Muitas também são as palavras de conforto para a mãe do rapaz, Daniela Duque, que está acompanhando as investigações e pediu justiça, ao deixar a 14ª DP (Leblon), onde o caso está sendo apurado. O PM se apresentou na tarde do sábado, em um local previamente combinado com a polícia, e confessou ter dado dois disparos para o alto. Ele está detido no Batalhão Prisional da PM.
A arma que utilizava, uma pistola calibre 380, de propriedade da Polícia Civil, foi apreendida para a perícia.
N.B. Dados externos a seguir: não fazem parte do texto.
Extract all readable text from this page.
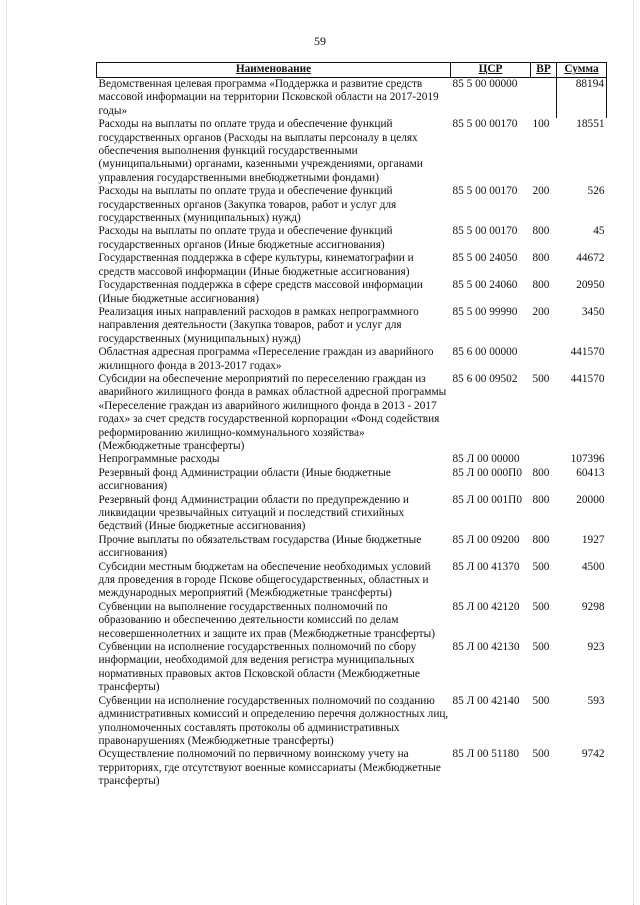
59
Наименование	ЦСР	ВР	Сумма
Ведомственная целевая программа «Поддержка и развитие средств массовой информации на территории Псковской области на 2017-2019 годы»	85 5 00 00000		88194
Расходы на выплаты по оплате труда и обеспечение функций государственных органов (Расходы на выплаты персоналу в целях обеспечения выполнения функций государственными (муниципальными) органами, казенными учреждениями, органами управления государственными внебюджетными фондами)	85 5 00 00170	100	18551
Расходы на выплаты по оплате труда и обеспечение функций государственных органов (Закупка товаров, работ и услуг для государственных (муниципальных) нужд)	85 5 00 00170	200	526
Расходы на выплаты по оплате труда и обеспечение функций государственных органов (Иные бюджетные ассигнования)	85 5 00 00170	800	45
Государственная поддержка в сфере культуры, кинематографии и средств массовой информации (Иные бюджетные ассигнования)	85 5 00 24050	800	44672
Государственная поддержка в сфере средств массовой информации (Иные бюджетные ассигнования)	85 5 00 24060	800	20950
Реализация иных направлений расходов в рамках непрограммного направления деятельности (Закупка товаров, работ и услуг для государственных (муниципальных) нужд)	85 5 00 99990	200	3450
Областная адресная программа «Переселение граждан из аварийного жилищного фонда в 2013-2017 годах»	85 6 00 00000		441570
Субсидии на обеспечение мероприятий по переселению граждан из аварийного жилищного фонда в рамках областной адресной программы «Переселение граждан из аварийного жилищного фонда в 2013 - 2017 годах» за счет средств государственной корпорации «Фонд содействия реформированию жилищно-коммунального хозяйства» (Межбюджетные трансферты)	85 6 00 09502	500	441570
Непрограммные расходы	85 Л 00 00000		107396
Резервный фонд Администрации области (Иные бюджетные ассигнования)	85 Л 00 000П0	800	60413
Резервный фонд Администрации области по предупреждению и ликвидации чрезвычайных ситуаций и последствий стихийных бедствий (Иные бюджетные ассигнования)	85 Л 00 001П0	800	20000
Прочие выплаты по обязательствам государства (Иные бюджетные ассигнования)	85 Л 00 09200	800	1927
Субсидии местным бюджетам на обеспечение необходимых условий для проведения в городе Пскове общегосударственных, областных и международных мероприятий (Межбюджетные трансферты)	85 Л 00 41370	500	4500
Субвенции на выполнение государственных полномочий по образованию и обеспечению деятельности комиссий по делам несовершеннолетних и защите их прав (Межбюджетные трансферты)	85 Л 00 42120	500	9298
Субвенции на исполнение государственных полномочий по сбору информации, необходимой для ведения регистра муниципальных нормативных правовых актов Псковской области (Межбюджетные трансферты)	85 Л 00 42130	500	923
Субвенции на исполнение государственных полномочий по созданию административных комиссий и определению перечня должностных лиц, уполномоченных составлять протоколы об административных правонарушениях (Межбюджетные трансферты)	85 Л 00 42140	500	593
Осуществление полномочий по первичному воинскому учету на территориях, где отсутствуют военные комиссариаты (Межбюджетные трансферты)	85 Л 00 51180	500	9742
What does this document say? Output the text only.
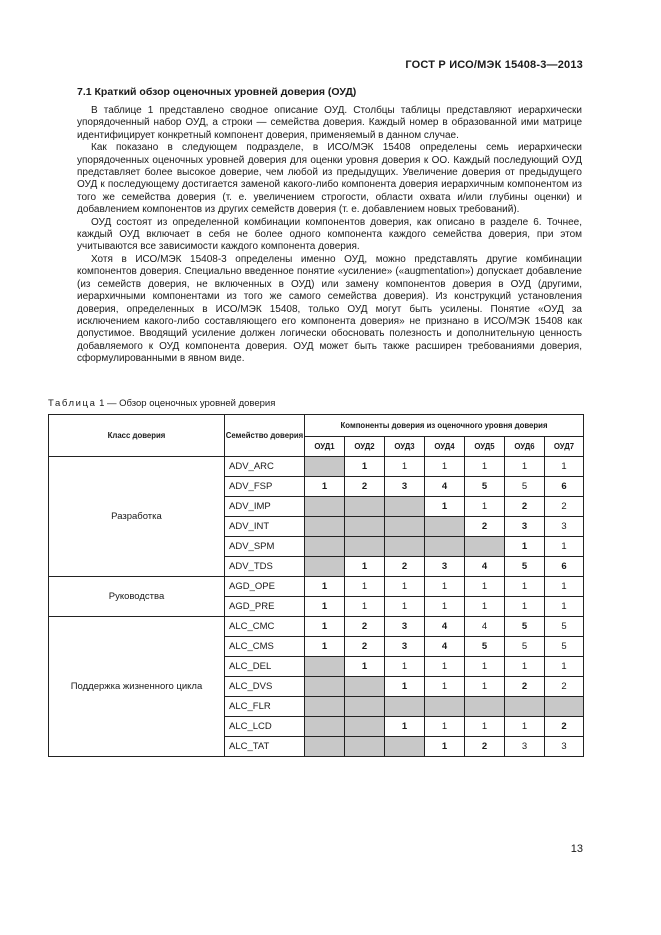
ГОСТ Р ИСО/МЭК 15408-3—2013
7.1 Краткий обзор оценочных уровней доверия (ОУД)

В таблице 1 представлено сводное описание ОУД. Столбцы таблицы представляют иерархически упорядоченный набор ОУД, а строки — семейства доверия. Каждый номер в образованной ими матрице идентифицирует конкретный компонент доверия, применяемый в данном случае.

Как показано в следующем подразделе, в ИСО/МЭК 15408 определены семь иерархически упорядоченных оценочных уровней доверия для оценки уровня доверия к ОО. Каждый последующий ОУД представляет более высокое доверие, чем любой из предыдущих. Увеличение доверия от предыдущего ОУД к последующему достигается заменой какого-либо компонента доверия иерархичным компонентом из того же семейства доверия (т. е. увеличением строгости, области охвата и/или глубины оценки) и добавлением компонентов из других семейств доверия (т. е. добавлением новых требований).

ОУД состоят из определенной комбинации компонентов доверия, как описано в разделе 6. Точнее, каждый ОУД включает в себя не более одного компонента каждого семейства доверия, при этом учитываются все зависимости каждого компонента доверия.

Хотя в ИСО/МЭК 15408-3 определены именно ОУД, можно представлять другие комбинации компонентов доверия. Специально введенное понятие «усиление» («augmentation») допускает добавление (из семейств доверия, не включенных в ОУД) или замену компонентов доверия в ОУД (другими, иерархичными компонентами из того же самого семейства доверия). Из конструкций установления доверия, определенных в ИСО/МЭК 15408, только ОУД могут быть усилены. Понятие «ОУД за исключением какого-либо составляющего его компонента доверия» не признано в ИСО/МЭК 15408 как допустимое. Вводящий усиление должен логически обосновать полезность и дополнительную ценность добавляемого к ОУД компонента доверия. ОУД может быть также расширен требованиями доверия, сформулированными в явном виде.

Таблица 1 — Обзор оценочных уровней доверия
Класс доверия	Семейство доверия	Компоненты доверия из оценочного уровня доверия						
		ОУД1	ОУД2	ОУД3	ОУД4	ОУД5	ОУД6	ОУД7
Разработка	ADV_ARC		1	1	1	1	1	1
	ADV_FSP	1	2	3	4	5	5	6
	ADV_IMP				1	1	2	2
	ADV_INT					2	3	3
	ADV_SPM						1	1
	ADV_TDS		1	2	3	4	5	6
Руководства	AGD_OPE	1	1	1	1	1	1	1
	AGD_PRE	1	1	1	1	1	1	1
Поддержка жизненного цикла	ALC_CMC	1	2	3	4	4	5	5
	ALC_CMS	1	2	3	4	5	5	5
	ALC_DEL		1	1	1	1	1	1
	ALC_DVS			1	1	1	2	2
	ALC_FLR							
	ALC_LCD			1	1	1	1	2
	ALC_TAT				1	2	3	3
13
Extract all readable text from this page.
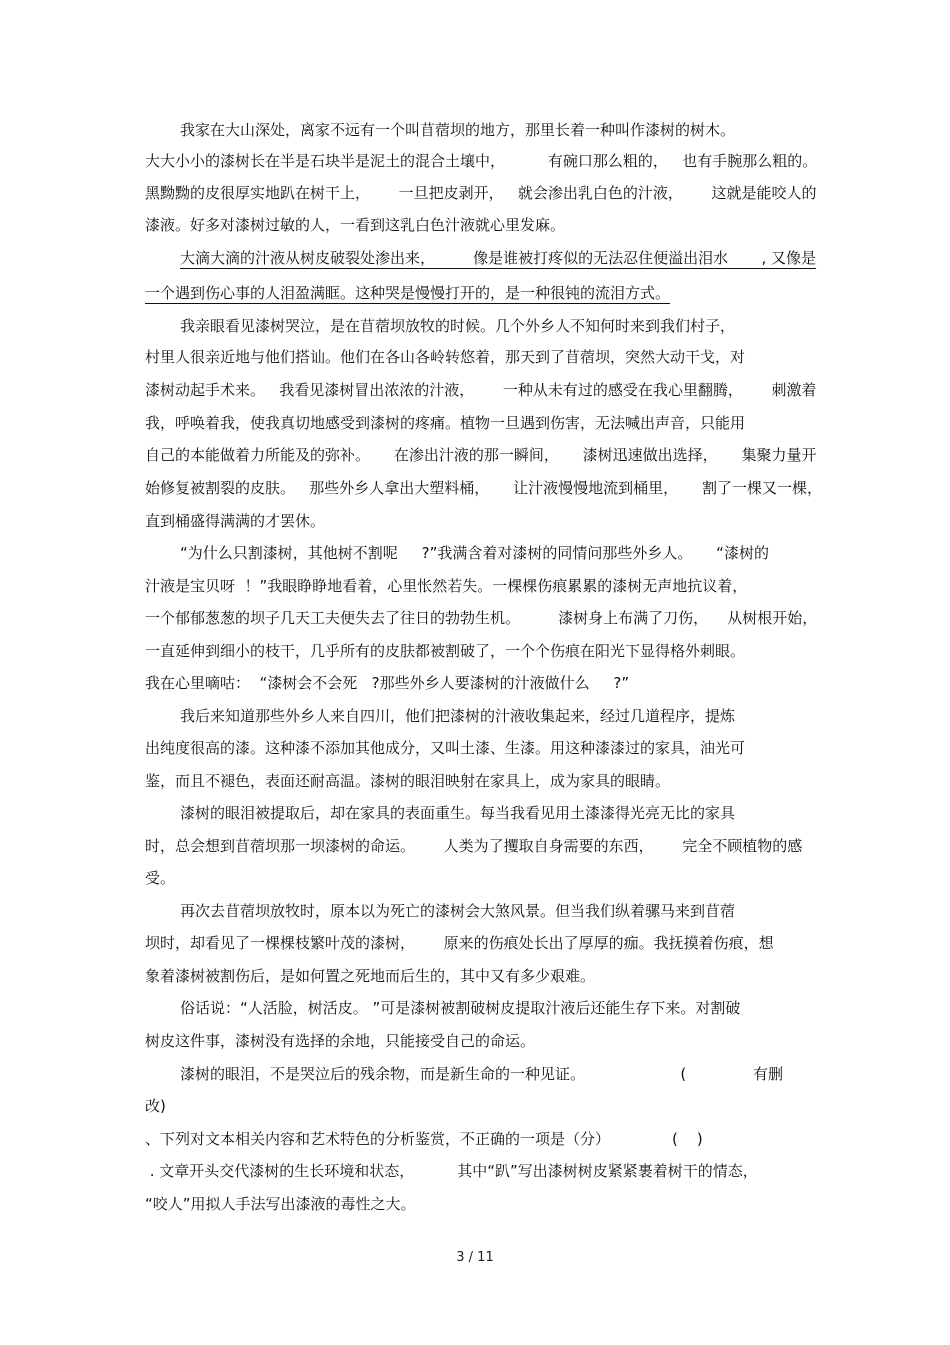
我家在大山深处，离家不远有一个叫苜蓿坝的地方，那里长着一种叫作漆树的树木。
大大小小的漆树长在半是石块半是泥土的混合土壤中，         有碗口那么粗的，   也有手腕那么粗的。
黑黝黝的皮很厚实地趴在树干上，      一旦把皮剥开，   就会渗出乳白色的汁液，      这就是能咬人的
漆液。好多对漆树过敏的人，一看到这乳白色汁液就心里发麻。
大滴大滴的汁液从树皮破裂处渗出来，        像是谁被打疼似的无法忍住便溢出泪水       , 又像是
一个遇到伤心事的人泪盈满眶。这种哭是慢慢打开的，是一种很钝的流泪方式。
我亲眼看见漆树哭泣，是在苜蓿坝放牧的时候。几个外乡人不知何时来到我们村子，
村里人很亲近地与他们搭讪。他们在各山各岭转悠着，那天到了苜蓿坝，突然大动干戈，对
漆树动起手术来。   我看见漆树冒出浓浓的汁液，      一种从未有过的感受在我心里翻腾，      刺激着
我，呼唤着我，使我真切地感受到漆树的疼痛。植物一旦遇到伤害，无法喊出声音，只能用
自己的本能做着力所能及的弥补。     在渗出汁液的那一瞬间，     漆树迅速做出选择，     集聚力量开
始修复被割裂的皮肤。   那些外乡人拿出大塑料桶，     让汁液慢慢地流到桶里，     割了一棵又一棵，
直到桶盛得满满的才罢休。
“为什么只割漆树，其他树不割呢     ?”我满含着对漆树的同情问那些外乡人。     “漆树的
汁液是宝贝呀  ！”我眼睁睁地看着，心里怅然若失。一棵棵伤痕累累的漆树无声地抗议着，
一个郁郁葱葱的坝子几天工夫便失去了往日的勃勃生机。        漆树身上布满了刀伤，    从树根开始，
一直延伸到细小的枝干，几乎所有的皮肤都被割破了，一个个伤痕在阳光下显得格外刺眼。
我在心里嘀咕：  “漆树会不会死   ?那些外乡人要漆树的汁液做什么     ?”
我后来知道那些外乡人来自四川，他们把漆树的汁液收集起来，经过几道程序，提炼
出纯度很高的漆。这种漆不添加其他成分，又叫土漆、生漆。用这种漆漆过的家具，油光可
鉴，而且不褪色，表面还耐高温。漆树的眼泪映射在家具上，成为家具的眼睛。
漆树的眼泪被提取后，却在家具的表面重生。每当我看见用土漆漆得光亮无比的家具
时，总会想到苜蓿坝那一坝漆树的命运。      人类为了攫取自身需要的东西，      完全不顾植物的感
受。
再次去苜蓿坝放牧时，原本以为死亡的漆树会大煞风景。但当我们纵着骡马来到苜蓿
坝时，却看见了一棵棵枝繁叶茂的漆树，      原来的伤痕处长出了厚厚的痂。我抚摸着伤痕，想
象着漆树被割伤后，是如何置之死地而后生的，其中又有多少艰难。
俗话说：“人活脸，树活皮。 ”可是漆树被割破树皮提取汁液后还能生存下来。对割破
树皮这件事，漆树没有选择的余地，只能接受自己的命运。
漆树的眼泪，不是哭泣后的残余物，而是新生命的一种见证。                    (              有删
改)
、下列对文本相关内容和艺术特色的分析鉴赏，不正确的一项是（分）             (    )
. 文章开头交代漆树的生长环境和状态，         其中“趴”写出漆树树皮紧紧裹着树干的情态，
“咬人”用拟人手法写出漆液的毒性之大。
3 / 11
Ela estava emprestada ao MP. Marcos Parreira do Carmo está lotado no Grupo de Apoio a Promotores (GAP), da Coordenadoria de Segurança e Inteligência do Ministério Público, que conta com cerca de 200 homens dando apoio a promotores que lidam com a área criminal.
O corpo do jovem foi enterrado neste sábado, no Cemitério do Caju. Centenas de parentes e amigos compareceram à cerimônia e mostraram indignação com a morte de Daniel.
O caso
Segundo testemunhas, a vítima estava comemorando um aniversário na boate Baronetti, em Ipanema, na zona sul, quando, por volta das 5h, saiu do estabelecimento acompanhando de dois amigos. Daniel seguiu na frente com um dos amigos e se envolveu em uma briga com um grupo rival. O estudante teria ficado bastante machucado, quando foram ouvidos três tiros, dois para o alto e um que atingiu o jovem.
Ele foi levado às pressas para o Hospital Copa D’or, em Copacabana, mas não resistiu aos ferimentos e morreu. A administração da Baronetti informou que não foram registradas brigas ou confusões dentro da boate.